Analyzing the average selling price in dollars also gives us some interesting comparisons. When we look at overall averages we can see quite a disparity between countries. It is good to keep this type of profile in mind when setting prices for promotional activities that are country specific. For example, in relative terms it looks like an eBook buyer in Denmark is willing to pay more than a South American reader.
Let’s Get Specific
Things are even more interesting when we get genre specific. Fiction prices make the variances seen above even more pronounced while business books have a smoother profile across the various countries. This profile shows the premium most people are prepared to pay for books of a commercial nature (that and the fact they are usually charged to an expense account!).
The Devil is in the Detail
While there is no doubt that Fiction is the biggest seller in most countries, what about the best-selling type of Fiction? Of the eleven countries used in this review, seven of them had Fiction as their top-selling genre. While some countries showed a preference for General Fiction, others showed a more romantic side.

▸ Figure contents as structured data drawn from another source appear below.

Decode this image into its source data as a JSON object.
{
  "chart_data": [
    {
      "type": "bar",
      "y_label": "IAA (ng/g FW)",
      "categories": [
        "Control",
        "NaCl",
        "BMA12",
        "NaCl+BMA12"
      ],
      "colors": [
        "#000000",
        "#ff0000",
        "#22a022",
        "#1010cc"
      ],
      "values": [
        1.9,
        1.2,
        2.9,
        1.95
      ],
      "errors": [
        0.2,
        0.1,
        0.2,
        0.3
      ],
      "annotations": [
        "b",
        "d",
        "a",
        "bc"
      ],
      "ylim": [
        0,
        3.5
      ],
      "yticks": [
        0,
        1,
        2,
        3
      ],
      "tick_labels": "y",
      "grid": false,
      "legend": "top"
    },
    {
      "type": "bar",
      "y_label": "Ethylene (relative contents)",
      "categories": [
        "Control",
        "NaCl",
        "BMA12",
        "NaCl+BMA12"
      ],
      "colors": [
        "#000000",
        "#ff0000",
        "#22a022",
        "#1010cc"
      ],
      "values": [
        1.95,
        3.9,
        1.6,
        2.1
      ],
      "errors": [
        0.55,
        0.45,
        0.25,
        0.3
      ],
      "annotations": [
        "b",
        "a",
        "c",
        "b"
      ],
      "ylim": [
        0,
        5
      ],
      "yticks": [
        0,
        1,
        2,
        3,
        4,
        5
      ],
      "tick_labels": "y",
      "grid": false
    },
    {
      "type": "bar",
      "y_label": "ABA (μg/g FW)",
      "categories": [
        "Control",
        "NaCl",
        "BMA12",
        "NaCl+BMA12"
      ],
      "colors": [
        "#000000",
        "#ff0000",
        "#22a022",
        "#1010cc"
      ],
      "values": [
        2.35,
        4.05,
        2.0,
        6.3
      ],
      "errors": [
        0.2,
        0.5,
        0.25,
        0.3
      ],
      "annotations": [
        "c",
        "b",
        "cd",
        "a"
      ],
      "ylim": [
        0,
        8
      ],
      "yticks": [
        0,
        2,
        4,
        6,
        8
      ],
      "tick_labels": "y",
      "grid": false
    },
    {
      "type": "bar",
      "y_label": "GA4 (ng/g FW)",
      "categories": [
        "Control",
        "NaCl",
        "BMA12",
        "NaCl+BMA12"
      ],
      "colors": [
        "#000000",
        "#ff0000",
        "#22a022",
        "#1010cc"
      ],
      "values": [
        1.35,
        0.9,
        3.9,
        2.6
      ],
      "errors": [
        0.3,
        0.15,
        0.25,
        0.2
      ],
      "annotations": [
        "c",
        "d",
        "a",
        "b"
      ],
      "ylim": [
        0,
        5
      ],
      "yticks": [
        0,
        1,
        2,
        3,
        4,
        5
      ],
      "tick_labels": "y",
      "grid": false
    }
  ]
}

Top Selling Fiction Classification
Meanwhile, Business & Economics ruled the roost in Singapore, Chile and Colombia, while Taiwanese readers had a preference for Science.
Everything is Relative
Another way to navigate through our country data is to look at relative prices across genres within each country. And even more interesting is to look at relative prices from, say, a European country like Denmark versus an Asian one like Singapore. The graph below shows that although their overall average eBook prices are quite similar, some of their genre-specific prices are quit disparate. For example the average price for Business & Economics books is 30% higher in Denmark, while Self-Help books sell for 30% more in Singapore.
Cultures have an impact, and despite us living in a ‘Global Village’ for the past few decades there is a lot to be learned about country-specific eBook markets that can help publishers increase sales by regionalising their activity. Price and subject interest are two important factors, but there are more to explore and so navigation of our data is key.